OK so I don't know too much as I'm of the lucky ones who iron has always been OK. I do however have a book about vegan nutrition out from the library atm so will cope and paste comments from that
To help ensure iron intake, supplemental iron at a rate of 30mg/day (60-120mg/day if anemic) starting at the second trimester of pregnancy is generally recommended So you could have a look at the amount of iron in your supplements.
Even if you are using iron supplements, it's still a good idea to include plenty of dietary sources too! Legumes, tofu, nuts, seeds, dried fruits, whole and enriched grains, and dark greens are great choices i.e. stay away form processed foods and go back to basics, I tend to do this anyway as I don't like jarred or processed foods.

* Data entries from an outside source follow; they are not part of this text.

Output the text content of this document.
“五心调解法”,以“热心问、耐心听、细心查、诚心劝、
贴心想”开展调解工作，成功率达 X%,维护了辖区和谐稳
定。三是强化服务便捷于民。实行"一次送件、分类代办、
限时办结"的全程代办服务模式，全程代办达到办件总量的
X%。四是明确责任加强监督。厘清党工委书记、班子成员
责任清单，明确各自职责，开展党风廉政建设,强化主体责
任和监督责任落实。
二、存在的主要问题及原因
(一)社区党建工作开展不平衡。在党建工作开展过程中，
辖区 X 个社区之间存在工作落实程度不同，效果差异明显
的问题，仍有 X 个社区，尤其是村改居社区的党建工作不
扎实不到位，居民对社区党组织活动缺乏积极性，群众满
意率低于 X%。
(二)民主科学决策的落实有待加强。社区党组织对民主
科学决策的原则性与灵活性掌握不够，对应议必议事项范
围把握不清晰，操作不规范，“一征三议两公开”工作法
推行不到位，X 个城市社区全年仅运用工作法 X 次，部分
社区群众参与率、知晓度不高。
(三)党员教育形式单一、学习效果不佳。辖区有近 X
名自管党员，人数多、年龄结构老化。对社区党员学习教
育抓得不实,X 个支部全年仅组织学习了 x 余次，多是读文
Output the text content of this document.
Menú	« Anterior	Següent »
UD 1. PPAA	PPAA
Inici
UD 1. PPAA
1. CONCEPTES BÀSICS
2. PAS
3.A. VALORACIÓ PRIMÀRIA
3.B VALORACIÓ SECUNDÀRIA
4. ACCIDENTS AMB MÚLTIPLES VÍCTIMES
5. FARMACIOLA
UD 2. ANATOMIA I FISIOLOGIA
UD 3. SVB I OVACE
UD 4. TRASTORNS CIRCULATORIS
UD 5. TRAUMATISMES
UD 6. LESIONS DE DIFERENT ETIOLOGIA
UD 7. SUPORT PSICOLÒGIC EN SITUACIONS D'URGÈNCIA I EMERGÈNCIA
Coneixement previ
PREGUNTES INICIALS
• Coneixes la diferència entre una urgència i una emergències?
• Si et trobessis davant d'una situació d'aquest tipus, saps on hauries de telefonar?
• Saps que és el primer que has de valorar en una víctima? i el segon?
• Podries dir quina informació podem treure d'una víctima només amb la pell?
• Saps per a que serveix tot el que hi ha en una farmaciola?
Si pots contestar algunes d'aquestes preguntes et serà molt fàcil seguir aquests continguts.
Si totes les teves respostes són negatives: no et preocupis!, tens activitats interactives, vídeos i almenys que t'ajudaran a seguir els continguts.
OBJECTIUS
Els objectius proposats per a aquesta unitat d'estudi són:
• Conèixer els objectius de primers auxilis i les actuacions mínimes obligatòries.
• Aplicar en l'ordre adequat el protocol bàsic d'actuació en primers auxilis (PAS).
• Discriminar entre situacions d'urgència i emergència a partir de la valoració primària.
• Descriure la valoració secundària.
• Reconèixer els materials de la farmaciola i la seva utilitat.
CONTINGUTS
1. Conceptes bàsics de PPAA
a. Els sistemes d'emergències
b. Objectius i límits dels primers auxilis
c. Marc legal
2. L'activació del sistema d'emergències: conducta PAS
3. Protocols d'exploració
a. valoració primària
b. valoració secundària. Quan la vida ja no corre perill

Eating these foods with a source of vitamin C will improve absorption considerably, and cooking in a cast iron will help increase iron content of food. To help ensure good iron status in pregnancy, avoid tea and coffee with meals, as they are high in tannins which interfere with iron absorption
The following is a list of the iron content (in mg) per serving of various foods. Just to get an idea of quick snack foods that might be good.
Vegetables: Mung beans (1), Broccoli, raw (0.8), Kale, raw (1.1) Cauliflower (0.2) Mushrooms, cooked (1.4) Spinach (0.8) but contains oxylates which inhibit iron absorption, Squash, cooked (0.2) Potato, baked, med (1.7) sweet Potato baked med (0.5)
Legumes/Tofu: Aduki Beans (4.6) Black beans (3.6-5.2) Chickpeas (4.7) Lentils cooked (6.6) Soybeans (8.8) Tofu firm see label (1.8-13.2)
Grains Oatmeal (0.8) Quinoa (2.1) Rice white (1) Rice brown (0.5)
Nuts/Seeds: almonds (1.4) cashew (2.1) Flaxseed (1.9) Pine nuts (3.1) pumpkin seeds(5.2)
Fruits: Apples (0.2) Apricots dried (1.6) bananas med (0.4) orange (0.1) figs dried (2.1) prunes (2.1) strawberries (0.3)
Animal foods:Milk (0.1) cheese (0.1) egg, medium (0.5) mince beef 2oz/60g (1.1) chicken (0.6) cod and salmon baked (0.3)
Sorry that was bit long but hopefully of some use.
I don't know if breakfast cereals are fortified with iron or not.